2025 was a great first step for SHSAT Buddy. The goal wasn’t just to ship an app — it was to understand whether modern tooling, AI-generated content, and thoughtful UX could meaningfully help students preparing for one of the most high-stakes, under-resourced middle school exams in the country.
Here’s how the year unfolded.
What We Built
By the end of the year, SHSAT Buddy had:
- 4,000+ AI-generated questions, carefully tuned to mimic six years of real SHSAT exams
- 300+ students who took at least one quiz
- 200+ students who completed a full-length practice test
On the acquisition side:
- Nearly 50 TikTok posts became our strongest channel for reaching students directly
- Facebook and Instagram drove the most parent interest
- Word of mouth ultimately converted the best users
What We Learned About Ed Tech
Building in education surfaces hard truths quickly:
- Students want help — but they won’t pay.
Motivation is high, willingness to spend is not. Parents are the real customers. - Parent retention is incredibly strong once they’re onboarded.
When parents understand progress and outcomes, retention exceeds 80%. - Practice tests matter more than daily quizzes.
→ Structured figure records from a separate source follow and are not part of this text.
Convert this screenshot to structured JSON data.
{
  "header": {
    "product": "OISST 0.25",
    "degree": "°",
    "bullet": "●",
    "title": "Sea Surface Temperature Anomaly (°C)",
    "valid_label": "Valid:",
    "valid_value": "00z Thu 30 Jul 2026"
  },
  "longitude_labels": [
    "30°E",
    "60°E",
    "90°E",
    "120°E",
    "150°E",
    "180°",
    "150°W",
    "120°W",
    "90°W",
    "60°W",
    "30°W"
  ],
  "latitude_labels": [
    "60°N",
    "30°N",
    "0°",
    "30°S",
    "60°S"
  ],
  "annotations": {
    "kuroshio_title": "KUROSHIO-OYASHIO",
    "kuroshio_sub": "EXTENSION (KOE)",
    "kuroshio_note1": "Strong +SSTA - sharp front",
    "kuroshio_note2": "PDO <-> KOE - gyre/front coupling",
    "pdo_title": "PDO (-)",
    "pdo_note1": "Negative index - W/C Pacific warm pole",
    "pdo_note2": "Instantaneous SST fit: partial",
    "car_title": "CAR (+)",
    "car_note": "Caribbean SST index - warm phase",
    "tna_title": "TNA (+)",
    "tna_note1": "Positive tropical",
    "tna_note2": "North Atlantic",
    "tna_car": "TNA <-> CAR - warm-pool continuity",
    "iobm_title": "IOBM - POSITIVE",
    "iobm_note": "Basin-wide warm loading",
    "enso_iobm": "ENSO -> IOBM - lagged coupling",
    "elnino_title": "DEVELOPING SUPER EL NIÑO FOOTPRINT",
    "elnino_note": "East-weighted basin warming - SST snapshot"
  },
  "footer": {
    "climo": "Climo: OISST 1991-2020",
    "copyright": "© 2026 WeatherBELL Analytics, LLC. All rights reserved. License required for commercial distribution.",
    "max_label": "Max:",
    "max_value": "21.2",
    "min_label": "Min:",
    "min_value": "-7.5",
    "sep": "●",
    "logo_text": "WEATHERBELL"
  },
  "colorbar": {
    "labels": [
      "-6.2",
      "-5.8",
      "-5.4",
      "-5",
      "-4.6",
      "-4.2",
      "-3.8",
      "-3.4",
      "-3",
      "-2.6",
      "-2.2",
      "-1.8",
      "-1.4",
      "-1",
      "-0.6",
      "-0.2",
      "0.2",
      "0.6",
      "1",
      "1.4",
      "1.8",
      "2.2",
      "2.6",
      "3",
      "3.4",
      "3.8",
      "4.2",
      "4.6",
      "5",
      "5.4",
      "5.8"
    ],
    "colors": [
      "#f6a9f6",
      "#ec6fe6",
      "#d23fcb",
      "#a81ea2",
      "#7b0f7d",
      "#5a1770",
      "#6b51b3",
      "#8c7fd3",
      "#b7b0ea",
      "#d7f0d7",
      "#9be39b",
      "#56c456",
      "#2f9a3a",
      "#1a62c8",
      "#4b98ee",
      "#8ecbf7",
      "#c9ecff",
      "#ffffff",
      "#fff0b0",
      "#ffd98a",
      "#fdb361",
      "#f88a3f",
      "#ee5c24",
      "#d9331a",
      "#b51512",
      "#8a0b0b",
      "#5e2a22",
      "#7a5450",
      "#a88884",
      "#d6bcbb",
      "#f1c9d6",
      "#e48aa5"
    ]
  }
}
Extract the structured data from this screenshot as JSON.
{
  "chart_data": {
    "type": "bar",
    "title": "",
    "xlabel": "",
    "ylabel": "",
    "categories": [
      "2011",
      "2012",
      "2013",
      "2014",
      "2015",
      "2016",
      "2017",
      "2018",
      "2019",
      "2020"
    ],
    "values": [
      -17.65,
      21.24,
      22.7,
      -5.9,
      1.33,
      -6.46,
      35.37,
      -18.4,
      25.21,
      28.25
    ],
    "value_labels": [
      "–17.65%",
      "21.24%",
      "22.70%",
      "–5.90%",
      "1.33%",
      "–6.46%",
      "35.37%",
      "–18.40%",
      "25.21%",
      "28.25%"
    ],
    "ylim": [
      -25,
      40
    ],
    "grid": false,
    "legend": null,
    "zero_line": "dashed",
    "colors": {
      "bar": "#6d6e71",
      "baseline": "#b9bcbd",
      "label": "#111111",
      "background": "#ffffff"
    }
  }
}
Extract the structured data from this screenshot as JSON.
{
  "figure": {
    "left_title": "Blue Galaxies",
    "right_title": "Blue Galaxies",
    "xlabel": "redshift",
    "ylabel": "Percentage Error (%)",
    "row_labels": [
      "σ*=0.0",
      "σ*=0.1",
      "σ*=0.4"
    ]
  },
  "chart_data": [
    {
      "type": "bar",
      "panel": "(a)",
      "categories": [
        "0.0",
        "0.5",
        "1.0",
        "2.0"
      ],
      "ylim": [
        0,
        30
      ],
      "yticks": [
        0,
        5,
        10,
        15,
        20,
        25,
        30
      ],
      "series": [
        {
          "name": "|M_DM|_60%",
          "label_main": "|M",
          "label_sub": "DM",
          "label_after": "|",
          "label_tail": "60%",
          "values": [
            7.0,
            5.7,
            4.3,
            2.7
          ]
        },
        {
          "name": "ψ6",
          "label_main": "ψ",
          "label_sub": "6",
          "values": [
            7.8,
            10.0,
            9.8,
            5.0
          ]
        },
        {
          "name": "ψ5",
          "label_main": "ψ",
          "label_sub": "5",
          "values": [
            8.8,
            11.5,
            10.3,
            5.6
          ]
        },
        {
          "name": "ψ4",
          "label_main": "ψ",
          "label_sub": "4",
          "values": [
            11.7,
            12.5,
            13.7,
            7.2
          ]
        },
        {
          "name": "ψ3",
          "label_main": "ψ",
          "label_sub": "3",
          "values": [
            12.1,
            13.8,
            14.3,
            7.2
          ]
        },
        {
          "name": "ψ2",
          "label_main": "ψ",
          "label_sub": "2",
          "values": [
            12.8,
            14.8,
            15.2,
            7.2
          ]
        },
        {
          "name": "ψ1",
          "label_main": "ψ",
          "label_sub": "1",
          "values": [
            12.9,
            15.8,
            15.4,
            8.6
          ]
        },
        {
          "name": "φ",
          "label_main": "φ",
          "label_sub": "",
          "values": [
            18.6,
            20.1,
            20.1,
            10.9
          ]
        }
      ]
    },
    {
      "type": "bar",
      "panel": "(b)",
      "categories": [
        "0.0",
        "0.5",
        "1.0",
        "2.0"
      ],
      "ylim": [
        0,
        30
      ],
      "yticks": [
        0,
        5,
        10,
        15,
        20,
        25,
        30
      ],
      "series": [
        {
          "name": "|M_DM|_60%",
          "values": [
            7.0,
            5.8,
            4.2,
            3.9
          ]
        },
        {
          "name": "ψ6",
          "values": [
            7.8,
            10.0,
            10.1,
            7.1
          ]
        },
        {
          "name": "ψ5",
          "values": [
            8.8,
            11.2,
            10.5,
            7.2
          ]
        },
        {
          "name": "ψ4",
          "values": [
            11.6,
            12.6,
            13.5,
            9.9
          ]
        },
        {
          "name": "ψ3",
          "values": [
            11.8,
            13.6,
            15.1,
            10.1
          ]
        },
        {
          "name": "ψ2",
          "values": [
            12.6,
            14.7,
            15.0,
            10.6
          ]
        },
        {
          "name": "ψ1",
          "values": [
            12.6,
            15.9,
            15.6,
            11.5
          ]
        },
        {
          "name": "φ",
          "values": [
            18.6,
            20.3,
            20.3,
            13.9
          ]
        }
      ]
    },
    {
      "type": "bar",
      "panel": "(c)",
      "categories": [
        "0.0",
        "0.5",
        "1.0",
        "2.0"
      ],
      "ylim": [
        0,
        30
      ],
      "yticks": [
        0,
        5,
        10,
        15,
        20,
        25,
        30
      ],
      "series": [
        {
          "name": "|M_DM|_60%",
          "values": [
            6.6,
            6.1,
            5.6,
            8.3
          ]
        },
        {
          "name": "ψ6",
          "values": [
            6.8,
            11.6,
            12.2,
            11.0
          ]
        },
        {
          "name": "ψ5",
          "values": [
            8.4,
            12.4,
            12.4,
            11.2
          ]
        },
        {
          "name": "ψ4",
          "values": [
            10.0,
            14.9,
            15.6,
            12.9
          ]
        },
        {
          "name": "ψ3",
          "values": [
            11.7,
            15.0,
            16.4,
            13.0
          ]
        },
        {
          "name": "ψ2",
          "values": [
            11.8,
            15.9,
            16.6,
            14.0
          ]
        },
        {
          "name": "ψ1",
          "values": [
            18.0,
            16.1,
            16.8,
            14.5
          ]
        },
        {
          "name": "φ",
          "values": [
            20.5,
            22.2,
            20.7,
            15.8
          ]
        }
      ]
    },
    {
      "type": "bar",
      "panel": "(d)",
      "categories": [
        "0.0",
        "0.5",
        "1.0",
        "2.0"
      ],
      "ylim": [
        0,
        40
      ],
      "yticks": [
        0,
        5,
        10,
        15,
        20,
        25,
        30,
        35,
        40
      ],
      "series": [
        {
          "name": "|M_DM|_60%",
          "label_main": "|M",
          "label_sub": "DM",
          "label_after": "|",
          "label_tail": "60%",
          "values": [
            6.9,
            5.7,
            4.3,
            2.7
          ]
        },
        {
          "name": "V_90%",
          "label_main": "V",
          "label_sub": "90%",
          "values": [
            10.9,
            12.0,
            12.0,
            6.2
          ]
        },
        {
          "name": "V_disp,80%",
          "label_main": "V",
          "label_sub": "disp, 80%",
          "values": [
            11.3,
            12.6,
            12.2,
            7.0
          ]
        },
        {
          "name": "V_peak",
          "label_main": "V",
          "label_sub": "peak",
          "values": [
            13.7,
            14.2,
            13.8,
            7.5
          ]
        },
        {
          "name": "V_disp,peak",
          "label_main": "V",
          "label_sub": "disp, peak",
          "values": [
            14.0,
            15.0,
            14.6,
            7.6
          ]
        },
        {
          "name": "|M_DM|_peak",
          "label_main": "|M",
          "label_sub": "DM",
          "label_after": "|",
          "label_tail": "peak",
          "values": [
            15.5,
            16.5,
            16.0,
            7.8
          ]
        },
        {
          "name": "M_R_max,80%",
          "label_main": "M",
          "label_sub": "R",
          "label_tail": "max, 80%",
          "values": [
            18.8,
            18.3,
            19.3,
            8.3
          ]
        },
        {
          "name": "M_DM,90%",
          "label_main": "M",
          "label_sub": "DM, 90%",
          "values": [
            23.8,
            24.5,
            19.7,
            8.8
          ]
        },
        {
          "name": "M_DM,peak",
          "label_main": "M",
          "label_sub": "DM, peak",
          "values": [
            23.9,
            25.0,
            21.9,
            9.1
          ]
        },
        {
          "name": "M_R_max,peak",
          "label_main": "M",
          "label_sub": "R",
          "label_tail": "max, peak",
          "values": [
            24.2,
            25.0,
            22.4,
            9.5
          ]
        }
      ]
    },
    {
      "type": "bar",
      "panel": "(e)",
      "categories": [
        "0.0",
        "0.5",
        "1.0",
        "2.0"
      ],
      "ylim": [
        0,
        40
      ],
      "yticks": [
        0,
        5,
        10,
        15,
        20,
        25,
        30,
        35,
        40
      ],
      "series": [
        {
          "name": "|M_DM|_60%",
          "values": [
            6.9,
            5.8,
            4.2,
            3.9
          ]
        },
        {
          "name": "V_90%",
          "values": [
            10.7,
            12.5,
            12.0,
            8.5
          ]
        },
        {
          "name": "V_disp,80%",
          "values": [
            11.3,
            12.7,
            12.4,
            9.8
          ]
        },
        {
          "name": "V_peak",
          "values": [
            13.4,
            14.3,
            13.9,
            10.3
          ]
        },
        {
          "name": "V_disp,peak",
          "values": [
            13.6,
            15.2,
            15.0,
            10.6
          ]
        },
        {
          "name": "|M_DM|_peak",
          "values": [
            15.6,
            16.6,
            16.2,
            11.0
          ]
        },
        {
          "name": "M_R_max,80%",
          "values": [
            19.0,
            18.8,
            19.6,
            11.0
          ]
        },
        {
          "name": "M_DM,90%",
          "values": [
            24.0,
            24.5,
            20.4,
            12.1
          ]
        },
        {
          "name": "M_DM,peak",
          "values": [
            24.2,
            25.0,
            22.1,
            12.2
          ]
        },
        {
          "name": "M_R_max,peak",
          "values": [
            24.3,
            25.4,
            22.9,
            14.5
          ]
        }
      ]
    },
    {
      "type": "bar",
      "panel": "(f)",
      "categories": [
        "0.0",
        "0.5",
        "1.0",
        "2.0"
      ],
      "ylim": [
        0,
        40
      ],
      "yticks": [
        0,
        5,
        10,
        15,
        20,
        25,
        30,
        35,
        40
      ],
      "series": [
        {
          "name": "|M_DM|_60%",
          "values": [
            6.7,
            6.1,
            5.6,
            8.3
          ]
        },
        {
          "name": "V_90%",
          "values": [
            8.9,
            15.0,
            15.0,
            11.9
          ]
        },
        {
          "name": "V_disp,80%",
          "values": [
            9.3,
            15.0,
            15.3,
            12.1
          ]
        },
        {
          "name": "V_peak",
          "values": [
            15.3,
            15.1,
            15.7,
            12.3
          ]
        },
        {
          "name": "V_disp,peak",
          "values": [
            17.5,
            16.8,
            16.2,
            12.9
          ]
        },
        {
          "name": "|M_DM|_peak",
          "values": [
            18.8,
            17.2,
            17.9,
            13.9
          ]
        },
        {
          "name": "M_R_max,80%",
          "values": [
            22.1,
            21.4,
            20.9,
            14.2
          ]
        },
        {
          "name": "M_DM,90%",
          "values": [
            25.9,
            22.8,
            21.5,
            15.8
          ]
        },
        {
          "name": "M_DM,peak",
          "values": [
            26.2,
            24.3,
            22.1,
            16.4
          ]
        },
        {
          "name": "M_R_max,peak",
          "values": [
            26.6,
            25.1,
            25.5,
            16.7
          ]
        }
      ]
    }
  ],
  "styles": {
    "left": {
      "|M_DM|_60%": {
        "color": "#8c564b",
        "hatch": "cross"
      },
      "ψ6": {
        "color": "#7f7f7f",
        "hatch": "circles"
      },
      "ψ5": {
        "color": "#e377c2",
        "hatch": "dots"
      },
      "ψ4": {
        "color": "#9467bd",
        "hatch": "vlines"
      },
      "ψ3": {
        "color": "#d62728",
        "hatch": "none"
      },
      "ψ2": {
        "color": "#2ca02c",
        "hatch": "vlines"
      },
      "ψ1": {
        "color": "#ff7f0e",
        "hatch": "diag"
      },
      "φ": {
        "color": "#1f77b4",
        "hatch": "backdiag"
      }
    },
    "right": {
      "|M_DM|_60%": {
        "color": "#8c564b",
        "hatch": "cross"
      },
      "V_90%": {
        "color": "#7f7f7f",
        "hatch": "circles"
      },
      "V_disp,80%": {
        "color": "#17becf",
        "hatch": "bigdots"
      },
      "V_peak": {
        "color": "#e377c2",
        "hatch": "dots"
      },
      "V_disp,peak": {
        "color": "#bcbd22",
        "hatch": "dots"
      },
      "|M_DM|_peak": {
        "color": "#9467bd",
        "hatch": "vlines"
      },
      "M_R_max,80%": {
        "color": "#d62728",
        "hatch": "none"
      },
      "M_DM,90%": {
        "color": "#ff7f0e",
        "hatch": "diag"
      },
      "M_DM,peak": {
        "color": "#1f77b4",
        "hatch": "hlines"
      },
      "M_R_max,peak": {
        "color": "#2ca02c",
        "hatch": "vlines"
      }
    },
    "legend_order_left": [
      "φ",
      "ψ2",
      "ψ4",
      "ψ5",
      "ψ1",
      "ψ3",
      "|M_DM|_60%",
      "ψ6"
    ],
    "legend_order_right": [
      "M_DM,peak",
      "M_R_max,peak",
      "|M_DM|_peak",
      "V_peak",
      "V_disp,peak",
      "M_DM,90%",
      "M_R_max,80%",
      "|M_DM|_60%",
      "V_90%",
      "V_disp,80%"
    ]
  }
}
Quizzes help build habits, but realistic practice tests deliver the most value. - Authenticity beats novelty.
Nearly all feedback focused on making the experience feel more like test day. - Gamification isn’t guaranteed.
Leaderboards failed due to low density and lack of friend-to-friend usage. - Native app distribution is painful.
App Store friction made one thing clear: web-first is the path forward.
What We’re Building Next
Based on everything we learned, our focus moving forward is clear:
- Rebuild the parent onboarding flow to simplify test management and progress tracking
- Focus on desktop-first experiences
- Expand question types as the SHSAT continues to evolve
- Increase overall question difficulty
- Keep learning directly from parents and students — continuously
Closing Thoughts
Building SHSAT Buddy in 2025 was equal parts energizing and humbling. Education products don’t succeed because they’re clever — they succeed because they earn trust, reflect reality, and respect the stakes students and families face.
I’m proud of what we built, grateful for everyone who used it, and excited to keep building.